What you should know after you form your entity.
You received advice and decided with the help of your legal and tax advisors. You have a new limited partnership or a new limited liability company. Now what? Where you created the new entity to engage in your new business, keeping the entity separate from your personal accounts is crucial to avoid claims of piercing the veil and personal liability for the actions of the company. Where you created the new entity for family wealth creation, management and protection, it is likewise important to remember the entity is separate from you and your other assets.
The cases you may hear or read about with negative results for owners, members, partners and taxpayers are often the result of the intermingling of assets and failure to adhere to the legal formalities. Recognizing the entity structure and adhering to the entity requirements is crucial to obtain the benefits the entity achieved.
The dangers of ignoring the structure and requirements may be disastrous to your business, family or estate plan. Adhering to the structure and requirements is easy.
Remember the entity account is not your own personal checkbook. These funds belong to the entity and should only pay entity related items. If you need to obtain funds from the entity do so under a plan of distribution made equitably to all entity owners, partners, or members. Open bank accounts in the entity name using the entity’s tax identification numbers. The checks for the entity’s bank account should clearly show the name of the entity and its address. The signature line for the check should clearly demonstrate that you or whoever has signing authority for the entity signs the checks as an authorized representative of the entity. As a casual observer looks at the checks it should be obvious that the check was signed in a representative capacity and not in personal capacity. This is most easily accomplished by adding the entity name above the signature line and then the word “by” in front of the signature line and the phrase “authorized agent” or something similar printed under the signature line.

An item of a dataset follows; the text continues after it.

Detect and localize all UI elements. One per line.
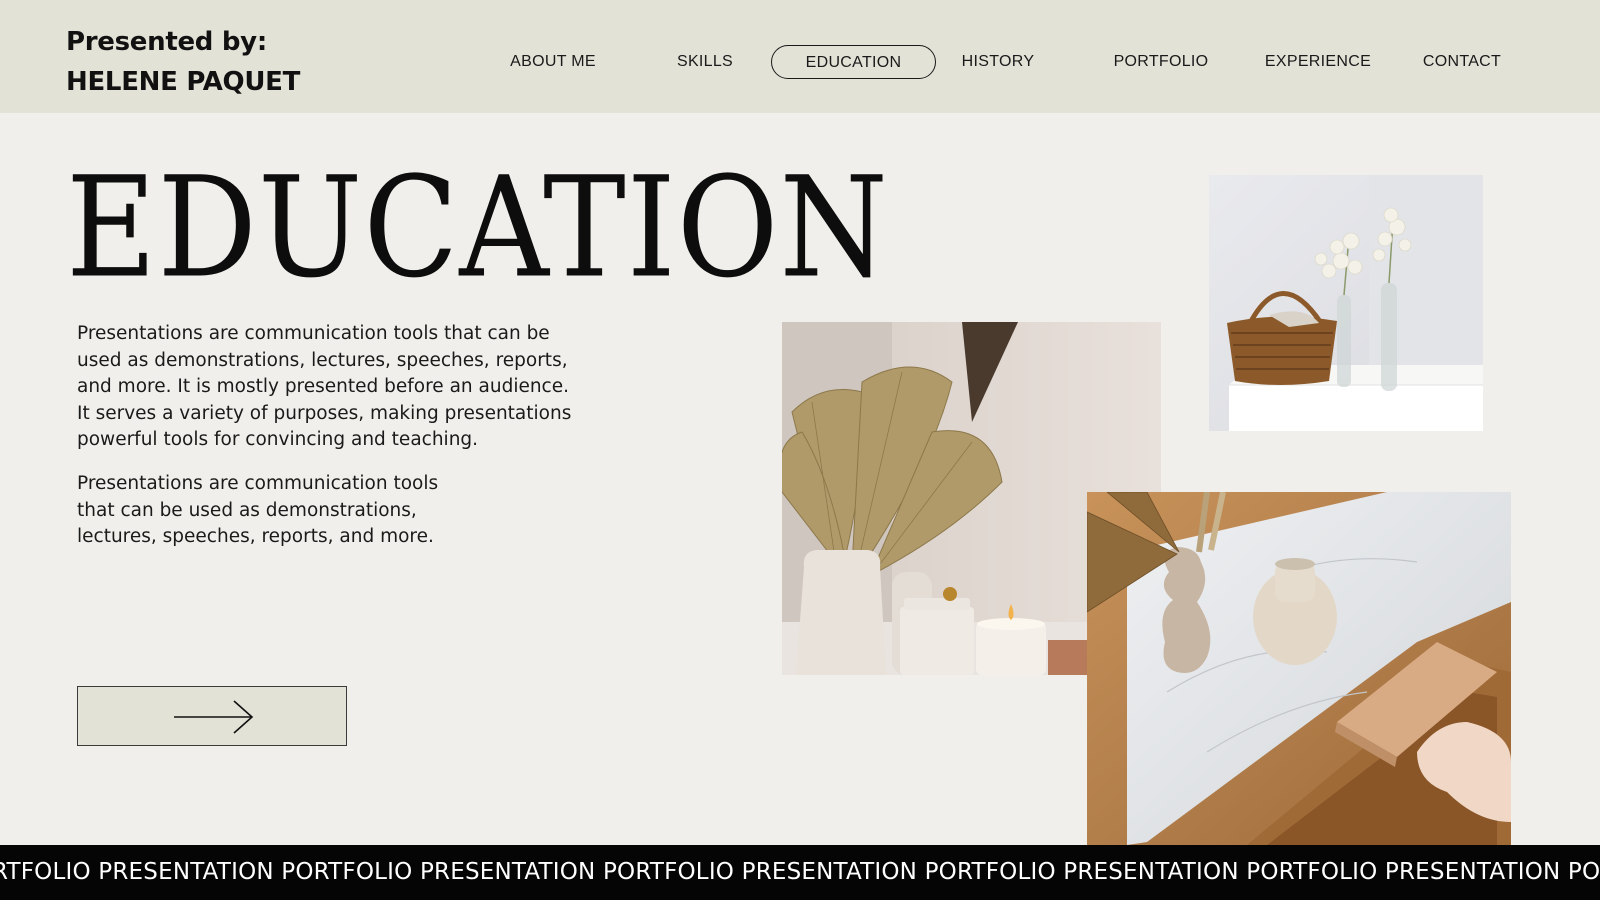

Remember to keep your personal assets separate from the entity assets. An implied agreement allowing you to use assets of the entity like a vacation home or an automobile without paying fair market value rent can cause all assets of the entity characterized as your personal assets. This can cause harsh consequences dealing with creditors of the entity and taxation to you instead of the entity.
Distributions from the entity must be pro rata to the partners or members according to their ownership percentage interests by the date of the distribution. If your Partnership is owned 1% by a Limited Liability Company General Partner which your trust owns, 79% limited partnership interest by your Living Trust, and 20% limited partnership interest by an irrevocable Gifting Trust, and you wish to receive $10,000 from the Partnership, then a total distribution of $12,500 must be made from the Partnership. One percent or $125 will be paid to the LLC General Partner (and may be immediately thereafter redistributed to your trust if it owns the LLC), 79% or $9,875 will be paid to your Living Trust, and $2,500 will be paid to the Gifting Trust.
If a distribution to all owners is not desired, then withdrawal of funds from the entity may be documented as a loan. Documentation is critical. To satisfy the Internal Revenue Service, creditors, and other owners, a promissory note or similar instrument must memorialize the loan. The loan may be secured or unsecured but must include interest and repayment requirements. Then repayment must be made and documented according to the loan instrument. Discussions with your legal and tax advisors will help you decide what terms and conditions should be included.
If you manage the entity’s assets or provide other valuable service to the entity, the entity may pay you compensation for your service. If the entity pays you compensation for services rendered, then appropriate employment taxes must be paid on the compensation paid to you.
If you wish to make additional contributions of cash or other property to the entity, document the contributions. Adjustments in the ownership interests must be made in the entity records. Your tax and legal advisors can help you with this adjustment. Likewise, if you make gifts of entity ownership interests, you must document the gift on the entity’s records. Often, owners make gifts of ownership interests for estate or income tax purposes. Consult your legal and tax advisors to assure the gift is appropriate to accomplish your desired purpose. Then document the gift to assure it is accomplished properly.
To properly account for the value of the gift of an entity interest, you may need to have an appraisal of the entity interest. This differs from appraising the property owned by the entity. The owners of the entity do not own the entity’s property. You may need to have an appraisal of the entity’s property and then an appraisal of the value of the entity’s ownership interests. The appraisal should be accomplished by a qualified appraiser with experience valuing entity interests. You want to assure the appraiser accounts for fair market value discounts that may be available like lack of control or lack of marketability.
Owners often time their gifts of entity interests to straddle the calendar year. This allows owners to pay for a single appraisal and make annual gifts in two calendar years. You must make the gifts of ownership interest within a reasonable time of the appraisal. You most efficiently use the cost of the appraisal when you get two years of annual gifting from one appraisal. You do this by making a gift of ownership interests effective by December 31 and another gift of ownership interests on or after/January 1.
This is not an exhaustive list but adhering to these guidelines will put you well on your way to maintaining the integrity of your new entity.